After that, nothing is certain.
He’ll take a few weeks off. He’ll spend some time with his wife, Sally. And he’ll decide whether to get back into municipal government or try something else.
“I need a break,” said Lunt, 57. “I’m not physically tired. I am burned out. I need to de-stress.”
He’s been going steady since he earned his public management degree at the University of Maine.
He went right to work as the manager in Monson.
From there, he went to Veazie and Skowhegan. He then spent a decade in Conway, N.H., before coming to Lisbon.
When he arrived, the town was reeling from the loss of manufacturing jobs.
His directive: fix it.
“It was jobs, jobs, jobs,” he said. The town was a little different. It seemed more blue collar. Annual town meetings drew hundreds of people.
Lunt went to work on the effort to fix up the Farwell Mill. And he began learning about tax increment financing plans, tax breaks meant to encourage business development.

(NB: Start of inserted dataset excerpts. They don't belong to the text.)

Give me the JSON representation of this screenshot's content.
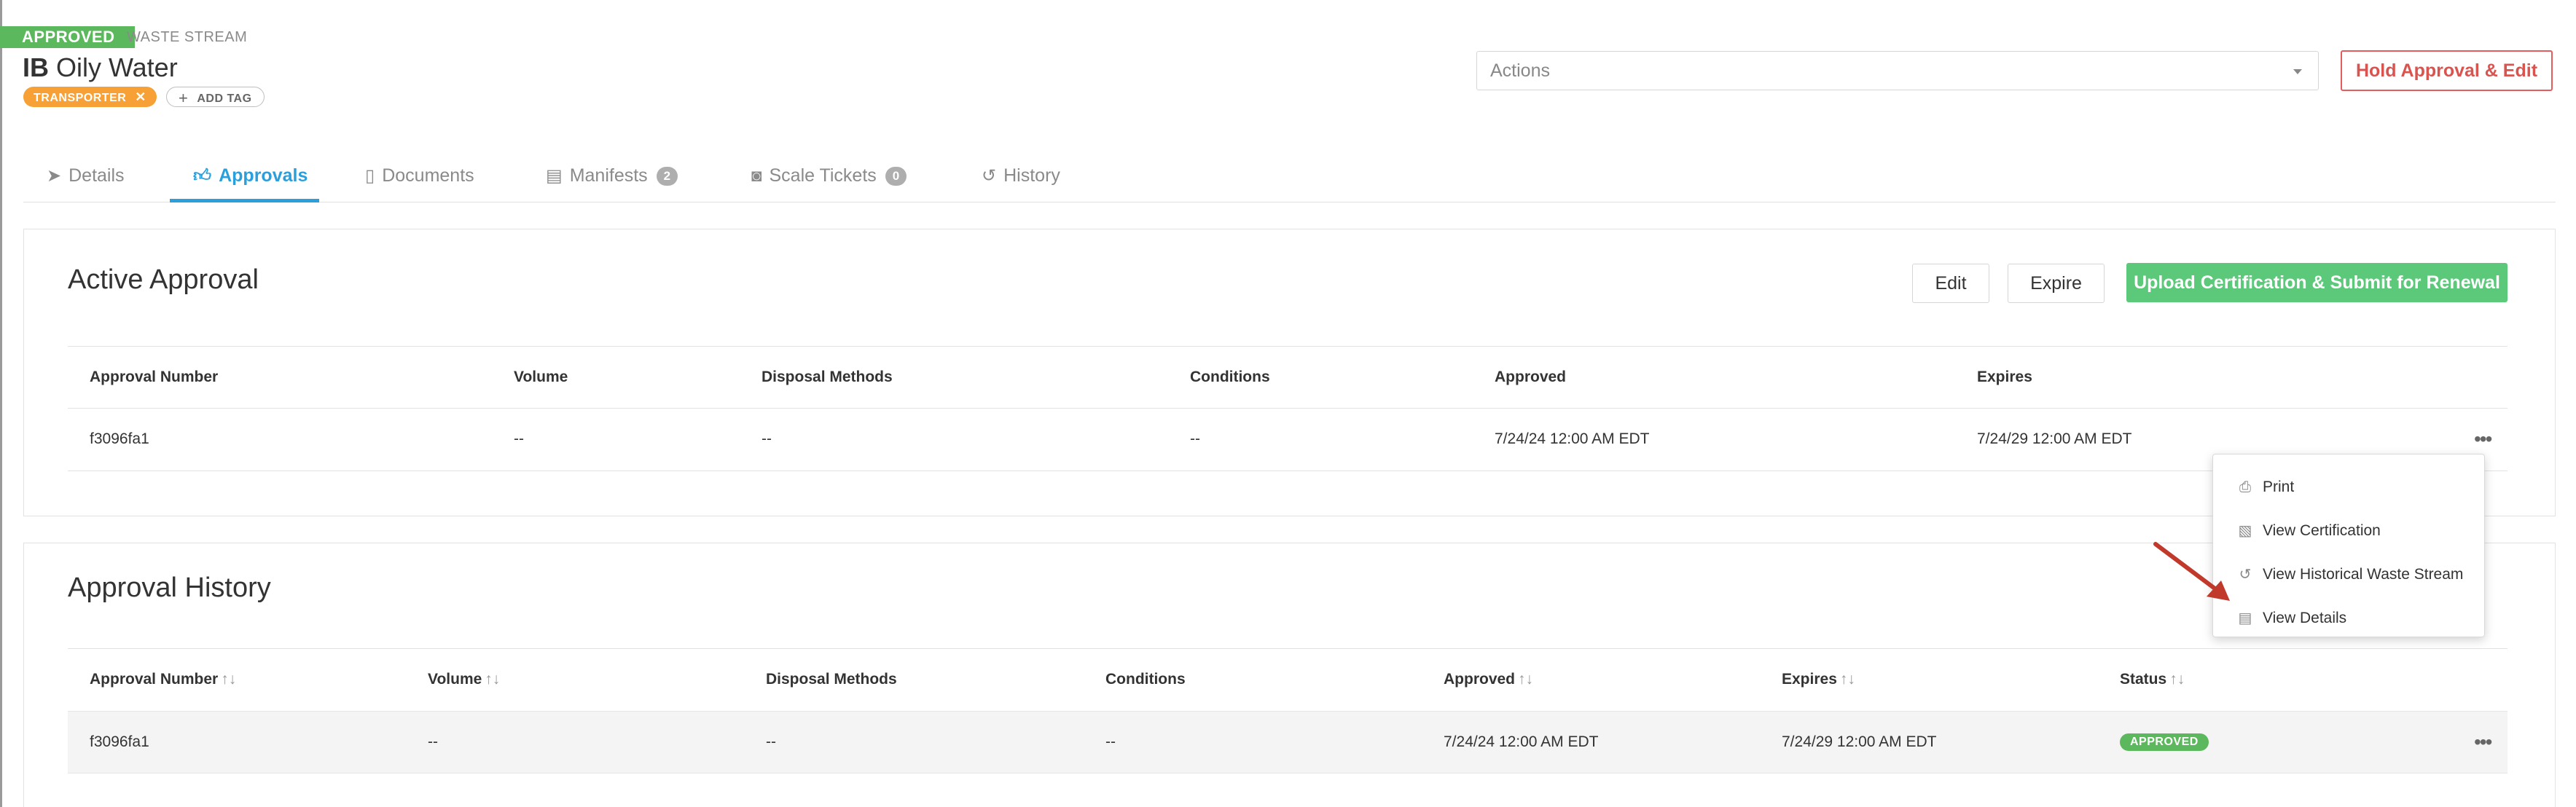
{
  "header": {
    "status": "APPROVED",
    "category": "WASTE STREAM",
    "title_prefix": "IB",
    "title": "Oily Water",
    "tags": [
      {
        "label": "TRANSPORTER"
      }
    ],
    "add_tag_label": "ADD TAG",
    "actions_placeholder": "Actions",
    "hold_button": "Hold Approval & Edit"
  },
  "tabs": [
    {
      "label": "Details",
      "icon": "paper-plane-icon"
    },
    {
      "label": "Approvals",
      "icon": "thumbs-up-icon",
      "active": true
    },
    {
      "label": "Documents",
      "icon": "document-icon"
    },
    {
      "label": "Manifests",
      "icon": "clipboard-icon",
      "count": "2"
    },
    {
      "label": "Scale Tickets",
      "icon": "camera-icon",
      "count": "0"
    },
    {
      "label": "History",
      "icon": "history-icon"
    }
  ],
  "active_approval": {
    "title": "Active Approval",
    "edit_button": "Edit",
    "expire_button": "Expire",
    "upload_button": "Upload Certification & Submit for Renewal",
    "columns": [
      "Approval Number",
      "Volume",
      "Disposal Methods",
      "Conditions",
      "Approved",
      "Expires"
    ],
    "rows": [
      {
        "approval_number": "f3096fa1",
        "volume": "--",
        "disposal_methods": "--",
        "conditions": "--",
        "approved": "7/24/24 12:00 AM EDT",
        "expires": "7/24/29 12:00 AM EDT"
      }
    ],
    "row_menu": [
      {
        "label": "Print",
        "icon": "printer-icon"
      },
      {
        "label": "View Certification",
        "icon": "certificate-icon"
      },
      {
        "label": "View Historical Waste Stream",
        "icon": "history-icon"
      },
      {
        "label": "View Details",
        "icon": "document-icon"
      }
    ]
  },
  "approval_history": {
    "title": "Approval History",
    "columns": [
      "Approval Number",
      "Volume",
      "Disposal Methods",
      "Conditions",
      "Approved",
      "Expires",
      "Status"
    ],
    "rows": [
      {
        "approval_number": "f3096fa1",
        "volume": "--",
        "disposal_methods": "--",
        "conditions": "--",
        "approved": "7/24/24 12:00 AM EDT",
        "expires": "7/24/29 12:00 AM EDT",
        "status": "APPROVED"
      }
    ]
  },
  "colors": {
    "approved_green": "#5cb85c",
    "accent_blue": "#2b9fdc",
    "tag_orange": "#f7a035",
    "danger_red": "#d9534f",
    "upload_green": "#5cc87a",
    "annotation_arrow": "#c0392b"
  }
}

“I’m a fix-it person, not a philosopher,” he said. He wanted programs. He got them.
In all, he helped get six TIFs passed, two for the Dingley Press. During his tenure, the town built a new elementary school and transformed the old one into a community building. He helped secure funding for a pair of paved walking trails alongside the Sabattus River.
And he fought off efforts to expand the size of town government.
“People don’t want bigger government,” he said. “They want more services. They want it to run more efficiently.”
He doesn’t mind the label: “cheap.”
“We haven’t added hardly anybody to the staff,” he said.
However, a far greater share of his time has been to make sure those people are trained in their increasingly complex jobs. Turnover in jobs has increased.
“You spend more time recruiting and hiring than we used to,” he said.
And he works to explain government to folks, some of whom are too busy to keep up with the town’s changes.
“You end up explaining things to people for a living,” he said.
That’s why the annual town meetings were ended and the council formed last year.
Those changes indirectly led to Lunt’s resignation.
The Sun Journal was unable to reach members of the council for the story. Lunt said the decision to leave was “mutual.”
“I think I stayed too long, longer than I intended,” he said quietly with characteristic bluntness.
“I’m a Yankee,” he said. “I’ll tell you what I think, whether you like it or not.”